It is here: the last day of the Bush Administration.
Eight years ago, I was living in Washington, D.C. My then-job, which I had hated with a passion I have never felt for any employment previously or since, had been "eliminated" in a down-sizing and my company had offered me a very big check in reward. I had been divorced less than six months; I was exhausted. I had stayed up all night with my best friend on election night as Florida went this way and that. My Mom and I had driven up to the Naval Observatory and honked for Gore. I had been horrified by the puerile shenanigans that had seemingly decided the election. And I was so discouraged.
Eight years ago, my Mom (with whom I lived after my divorce in a house we had bought together and had loved and had sold -- eight months after buying it, in the height of the first bubble, for many more thousands of dollars than we had paid for it -- a sale I have always regretted, not only because I had loved the house, but because its historic character -- it had been a tavern at which Lewis and Clark stayed the night before they left to cross the country, a tavern at which President Jefferson had met them -- was decimated by those who bought it from us) had already moved to California.
I was, eight years ago, in that historic house I loved so much, alone, amongst the last of our belongings, packing up after its sale.
In the basement of our historic house was the original brick floor of the tavern -- bricks worn down by the servants then, who perhaps had served Thomas Jefferson or Merriwether Lewis a pint of ale. The worn and unlevel floor had been coated by some anti-historical heathen with cement some decades earlier, but the cement had cracked and worn away and the bricks were showing through again. I loved looking at those original bricks, and rubbing my bare feet over them, wondering about those whose shoes had trod upon them before.
Today, to me, has been like finding those wonderful bricks again.
So much of this country’s greatness has been cemented over these past eight years. It has been as if the beautiful bricks that laid its cornerstones never existed. It has been as if the rule of law, our adherence to the Geneva Conventions, our national commitment to the Great Society, our sense of our country as a shining city on a hill, never existed at all. It has been, for so many millions of Americans not only a nightmare from which we were waiting desperately to wake up, but a nightmare we were only hoping to survive.
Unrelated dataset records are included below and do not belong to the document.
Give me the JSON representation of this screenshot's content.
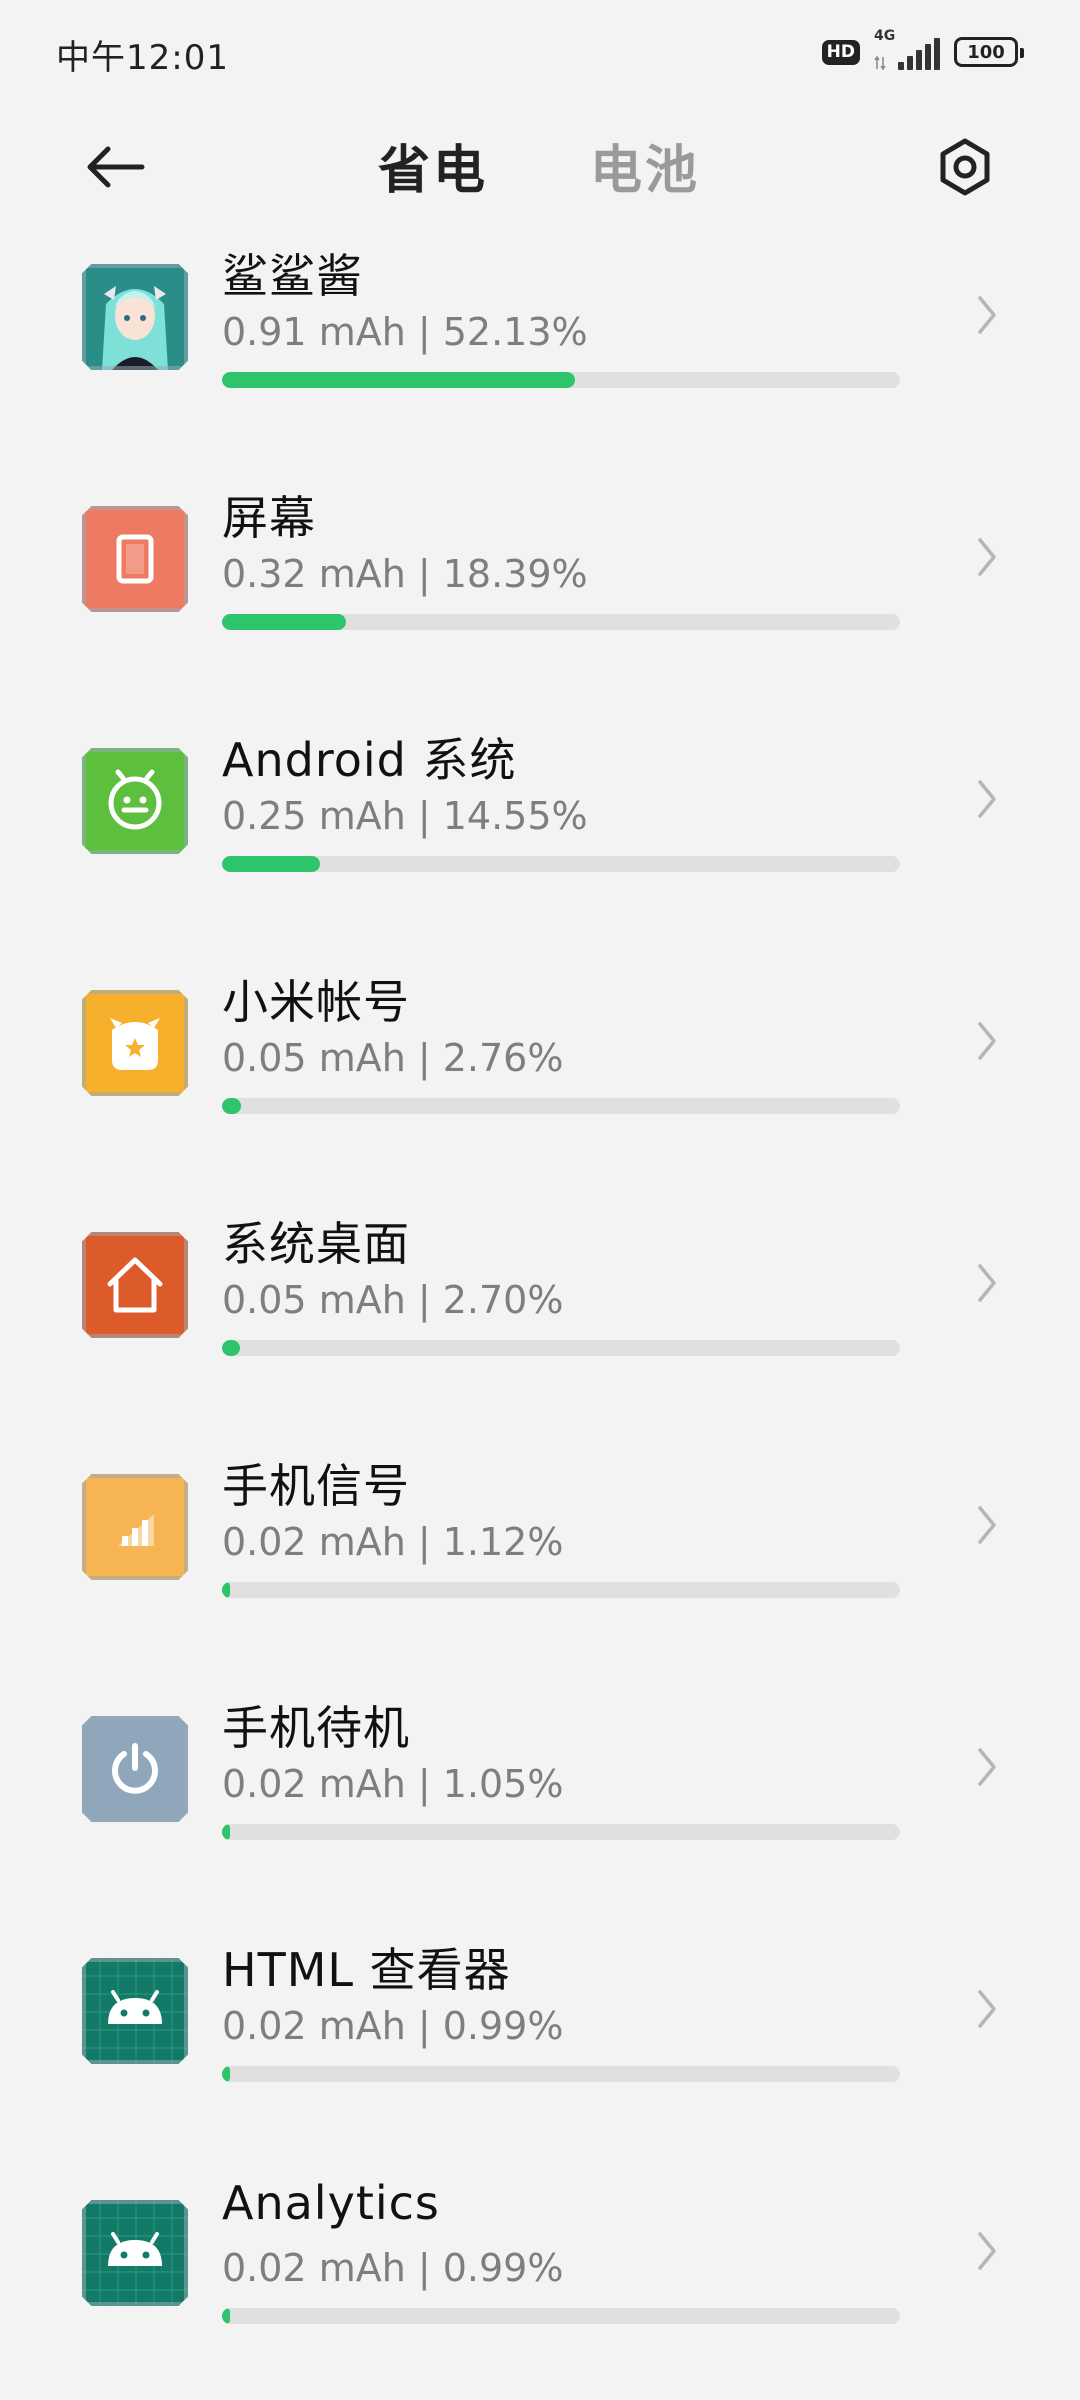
{
  "status_bar": {
    "time": "中午12:01",
    "hd_label": "HD",
    "network_label": "4G",
    "battery_label": "100"
  },
  "header": {
    "tabs": [
      {
        "label": "省电",
        "active": true
      },
      {
        "label": "电池",
        "active": false
      }
    ],
    "icons": {
      "back": "back-arrow-icon",
      "settings": "settings-icon"
    }
  },
  "colors": {
    "progress_fill": "#2ec46b",
    "progress_track": "#e0e0e0",
    "background": "#f3f3f3"
  },
  "apps": [
    {
      "name": "鲨鲨酱",
      "usage": "0.91 mAh | 52.13%",
      "percent": 52.13,
      "icon": "anime-avatar-icon",
      "icon_color": "#1e7f7a"
    },
    {
      "name": "屏幕",
      "usage": "0.32 mAh | 18.39%",
      "percent": 18.39,
      "icon": "screen-icon",
      "icon_color": "#ee7a62"
    },
    {
      "name": "Android 系统",
      "usage": "0.25 mAh | 14.55%",
      "percent": 14.55,
      "icon": "android-face-icon",
      "icon_color": "#5cbf3d"
    },
    {
      "name": "小米帐号",
      "usage": "0.05 mAh | 2.76%",
      "percent": 2.76,
      "icon": "mi-account-icon",
      "icon_color": "#f7b02c"
    },
    {
      "name": "系统桌面",
      "usage": "0.05 mAh | 2.70%",
      "percent": 2.7,
      "icon": "home-icon",
      "icon_color": "#dd5b2b"
    },
    {
      "name": "手机信号",
      "usage": "0.02 mAh | 1.12%",
      "percent": 1.12,
      "icon": "signal-icon",
      "icon_color": "#f6b453"
    },
    {
      "name": "手机待机",
      "usage": "0.02 mAh | 1.05%",
      "percent": 1.05,
      "icon": "power-icon",
      "icon_color": "#8fa6bb"
    },
    {
      "name": "HTML 查看器",
      "usage": "0.02 mAh | 0.99%",
      "percent": 0.99,
      "icon": "android-robot-icon",
      "icon_color": "#137a67"
    },
    {
      "name": "Analytics",
      "usage": "0.02 mAh | 0.99%",
      "percent": 0.99,
      "icon": "android-robot-icon",
      "icon_color": "#137a67"
    }
  ]
}
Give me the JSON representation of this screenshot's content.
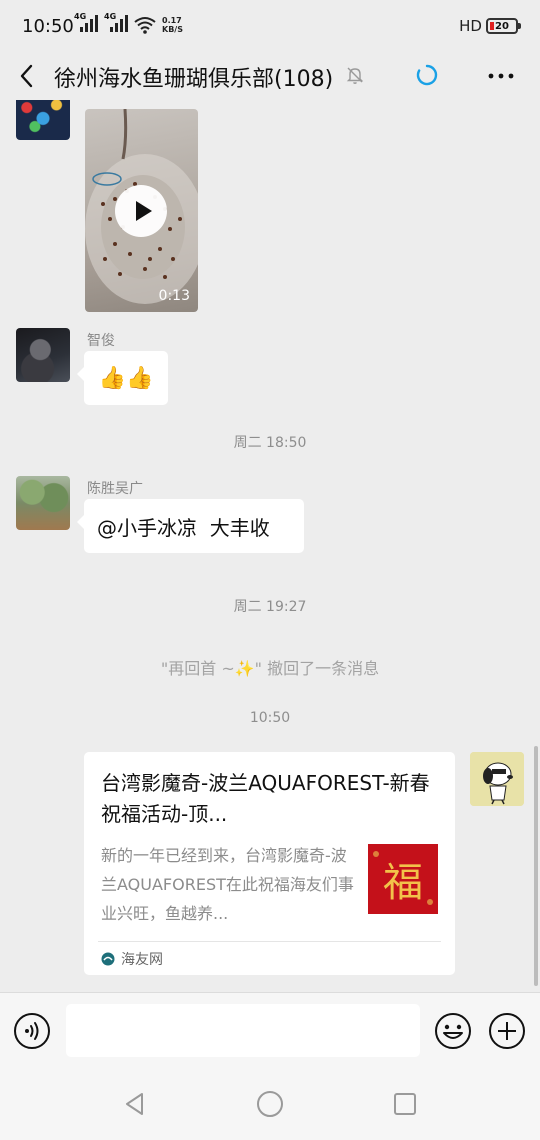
{
  "status_bar": {
    "time": "10:50",
    "network_1": "4G",
    "network_2": "4G",
    "speed_value": "0.17",
    "speed_unit": "KB/S",
    "hd_label": "HD",
    "battery_level": "20"
  },
  "header": {
    "title": "徐州海水鱼珊瑚俱乐部(108)",
    "icons": [
      "back-icon",
      "mute-icon",
      "loading-icon",
      "more-icon"
    ]
  },
  "messages": {
    "video": {
      "duration": "0:13"
    },
    "msg_zhijun": {
      "sender": "智俊",
      "content": "👍👍"
    },
    "time_1": "周二 18:50",
    "msg_chensheng": {
      "sender": "陈胜吴广",
      "content": "@小手冰凉  大丰收"
    },
    "time_2": "周二 19:27",
    "recall_notice": "\"再回首 ~✨\" 撤回了一条消息",
    "time_3": "10:50",
    "share_card": {
      "title": "台湾影魔奇-波兰AQUAFOREST-新春祝福活动-顶...",
      "description": "新的一年已经到来，台湾影魔奇-波兰AQUAFOREST在此祝福海友们事业兴旺，鱼越养...",
      "thumb_char": "福",
      "source": "海友网"
    }
  },
  "input_bar": {
    "value": "",
    "placeholder": ""
  },
  "colors": {
    "chat_bg": "#ededed",
    "bubble": "#ffffff",
    "timestamp": "#8e8e8e",
    "accent_loading": "#1aa1e6",
    "thumb_red": "#c4111a"
  }
}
We have survived it; but at so much expense to all of us. And not just "expense" in the financial sense -- although goodness knows, save for those who have war-profiteered from the excesses of Halliburton and Blackwater, all of us have seen our financial futures rocked or destroyed by the horrors of the current economy -- but in the moral sense, as well. Before the election of Barack Obama, before his graceful speeches on election night or today, how many of us had regained our hope and pride in being Americans?
Our President-elect -- tomorrow (tomorrow!) our President -- has an awesome job in front of him, as do we all. Because it is not just President-elect Barack Obama who must rebuild this nation, but all of us. We did not pour the cement over the bricks, but it is up to all of us to help find them again.
We are so close; may we never be further away.